If you are not related “by blood, marriage or adoption,” then you don’t qualify for your resident relative’s UM insurance. This is true even if you had lived with and been dependent upon the named insured for many years, similar to a relative. Allstate Ins. Co. v. Hilsenrad, 462 So.2d 1202 (Fla. 3d DCA 1985).
Who Pays a Bike Rider’s Medical Bills if He or She is Hit and Later Dies?
If a bicyclist is hit and killed by a motor vehicle in Florida, the bicyclist may be covered by PIP. If he or she is covered, then PIP will pay:
- up to $10,000 of the bike rider’s bills; and
- a $5,000 death benefit
Should You Hire an Attorney if You’re Hurt in a Bike Accident?
If you’re asking this question, the answer is likely “Yes”. A bike accident lawyer will know who should be paying your medical bills. The attorney will also know if the careless party should be paying 100% of your medical bills.

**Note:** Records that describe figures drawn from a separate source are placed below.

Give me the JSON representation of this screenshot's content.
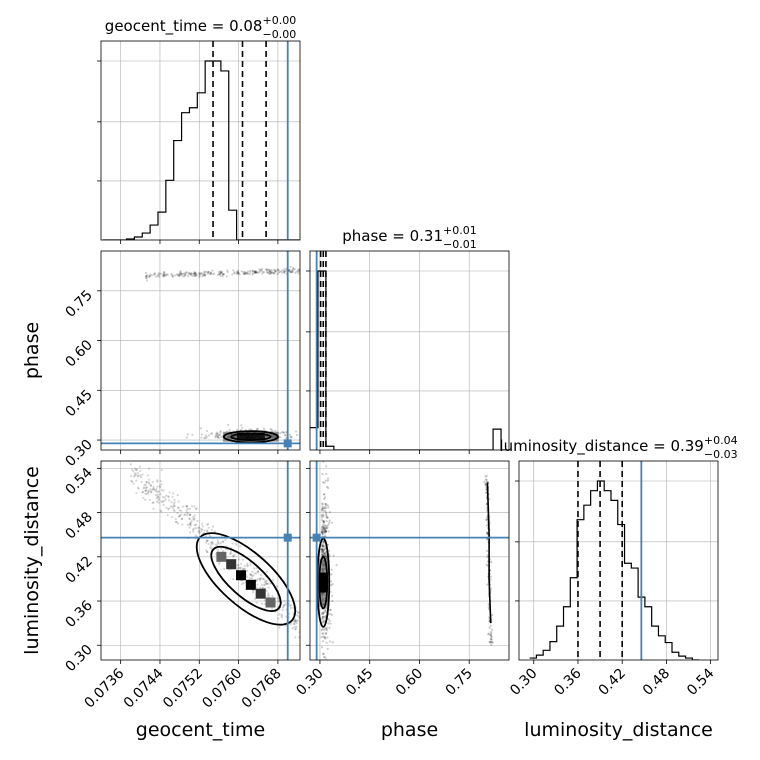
{
  "chart_data": {
    "type": "corner",
    "colors": {
      "truth": "#4682b4",
      "hist": "#000000",
      "grid": "#b0b0b0"
    },
    "parameters": [
      {
        "name": "geocent_time",
        "title_main": "geocent_time = 0.08",
        "title_sup": "+0.00",
        "title_sub": "−0.00",
        "range": [
          0.0732,
          0.07725
        ],
        "ticks": [
          0.0736,
          0.0744,
          0.0752,
          0.076,
          0.0768
        ],
        "tick_labels": [
          "0.0736",
          "0.0744",
          "0.0752",
          "0.0760",
          "0.0768"
        ],
        "truth": 0.077,
        "quantiles": [
          0.07548,
          0.07608,
          0.07656
        ],
        "hist_bin_edges": [
          0.07324,
          0.0734,
          0.07356,
          0.07372,
          0.07388,
          0.07404,
          0.0742,
          0.07436,
          0.07452,
          0.07468,
          0.07484,
          0.075,
          0.07516,
          0.07532,
          0.07548,
          0.07564,
          0.0758,
          0.07596,
          0.07612,
          0.07628,
          0.07644,
          0.0766,
          0.07676,
          0.07692,
          0.07708,
          0.07724
        ],
        "hist_counts": [
          0,
          0,
          0,
          1,
          3,
          7,
          15,
          28,
          60,
          100,
          128,
          133,
          148,
          180,
          180,
          170,
          30,
          0,
          0,
          0,
          0,
          0,
          0,
          0,
          0
        ]
      },
      {
        "name": "phase",
        "title_main": "phase = 0.31",
        "title_sup": "+0.01",
        "title_sub": "−0.01",
        "range": [
          0.27,
          0.87
        ],
        "ticks": [
          0.3,
          0.45,
          0.6,
          0.75
        ],
        "tick_labels": [
          "0.30",
          "0.45",
          "0.60",
          "0.75"
        ],
        "truth": 0.29,
        "quantiles": [
          0.302,
          0.31,
          0.318
        ],
        "hist_bin_edges": [
          0.27,
          0.294,
          0.318,
          0.342,
          0.366,
          0.39,
          0.414,
          0.438,
          0.462,
          0.486,
          0.51,
          0.534,
          0.558,
          0.582,
          0.606,
          0.63,
          0.654,
          0.678,
          0.702,
          0.726,
          0.75,
          0.774,
          0.798,
          0.822,
          0.846,
          0.87
        ],
        "hist_counts": [
          30,
          240,
          5,
          0,
          0,
          0,
          0,
          0,
          0,
          0,
          0,
          0,
          0,
          0,
          0,
          0,
          0,
          0,
          0,
          0,
          0,
          0,
          0,
          28,
          0
        ]
      },
      {
        "name": "luminosity_distance",
        "title_main": "luminosity_distance = 0.39",
        "title_sup": "+0.04",
        "title_sub": "−0.03",
        "range": [
          0.28,
          0.55
        ],
        "ticks": [
          0.3,
          0.36,
          0.42,
          0.48,
          0.54
        ],
        "tick_labels": [
          "0.30",
          "0.36",
          "0.42",
          "0.48",
          "0.54"
        ],
        "truth": 0.446,
        "quantiles": [
          0.36,
          0.39,
          0.42
        ],
        "hist_bin_edges": [
          0.2944,
          0.3036,
          0.3128,
          0.322,
          0.3312,
          0.3404,
          0.3496,
          0.3588,
          0.368,
          0.3772,
          0.3864,
          0.3956,
          0.4048,
          0.414,
          0.4232,
          0.4324,
          0.4416,
          0.4508,
          0.46,
          0.4692,
          0.4784,
          0.4876,
          0.4968,
          0.506,
          0.5152,
          0.5244
        ],
        "hist_counts": [
          2,
          5,
          10,
          19,
          35,
          55,
          85,
          145,
          160,
          175,
          185,
          175,
          165,
          140,
          100,
          95,
          65,
          55,
          35,
          25,
          18,
          8,
          4,
          2,
          0
        ]
      }
    ],
    "pair_panels": [
      {
        "x": "geocent_time",
        "y": "phase",
        "truth": [
          0.077,
          0.29
        ],
        "band_ridge": [
          [
            0.0741,
            0.795
          ],
          [
            0.0748,
            0.8
          ],
          [
            0.0756,
            0.804
          ],
          [
            0.0764,
            0.808
          ],
          [
            0.0772,
            0.812
          ]
        ],
        "cluster_center": [
          0.07625,
          0.31
        ],
        "contour_levels": [
          {
            "center": [
              0.07625,
              0.31
            ],
            "half_widths": [
              0.0004,
              0.01
            ]
          },
          {
            "center": [
              0.07625,
              0.31
            ],
            "half_widths": [
              0.00055,
              0.017
            ]
          }
        ]
      },
      {
        "x": "geocent_time",
        "y": "luminosity_distance",
        "truth": [
          0.077,
          0.446
        ],
        "trend": [
          [
            0.0738,
            0.53
          ],
          [
            0.0746,
            0.505
          ],
          [
            0.0754,
            0.465
          ],
          [
            0.076,
            0.41
          ],
          [
            0.0766,
            0.37
          ],
          [
            0.0772,
            0.335
          ]
        ],
        "contour_levels": [
          {
            "center": [
              0.07615,
              0.39
            ],
            "half_widths": [
              0.0006,
              0.035
            ],
            "angle_deg": 42
          },
          {
            "center": [
              0.07615,
              0.39
            ],
            "half_widths": [
              0.0009,
              0.053
            ],
            "angle_deg": 42
          }
        ]
      },
      {
        "x": "phase",
        "y": "luminosity_distance",
        "truth": [
          0.29,
          0.446
        ],
        "lobes": [
          {
            "center": [
              0.31,
              0.385
            ],
            "half_widths": [
              0.012,
              0.035
            ]
          },
          {
            "center": [
              0.31,
              0.385
            ],
            "half_widths": [
              0.018,
              0.06
            ]
          }
        ],
        "secondary_ridge": [
          [
            0.805,
            0.52
          ],
          [
            0.81,
            0.45
          ],
          [
            0.81,
            0.39
          ],
          [
            0.815,
            0.33
          ]
        ]
      }
    ]
  }
}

An attorney can send a request to the careless driver’s insurer, which asks for the liability insurance limits. There are 12 reasons to hire a good accident lawyer.
Be sure to ask any attorney about their past bike accident settlements. Ask the lawyer if they’ve dealt with the insurance company who is involved in your claim. Hopefully, at a minimum, they’ve settled many cases with GEICO, Progressive, State Farm, Allstate, USAA, Travelers, United Auto and Infinity Insurance.
Not a day goes by where I don’t learn something new about injury cases. And I’ve been representing injured people for 14 years. That shows you how much there is to know in order to maximize the value of a bike accident case.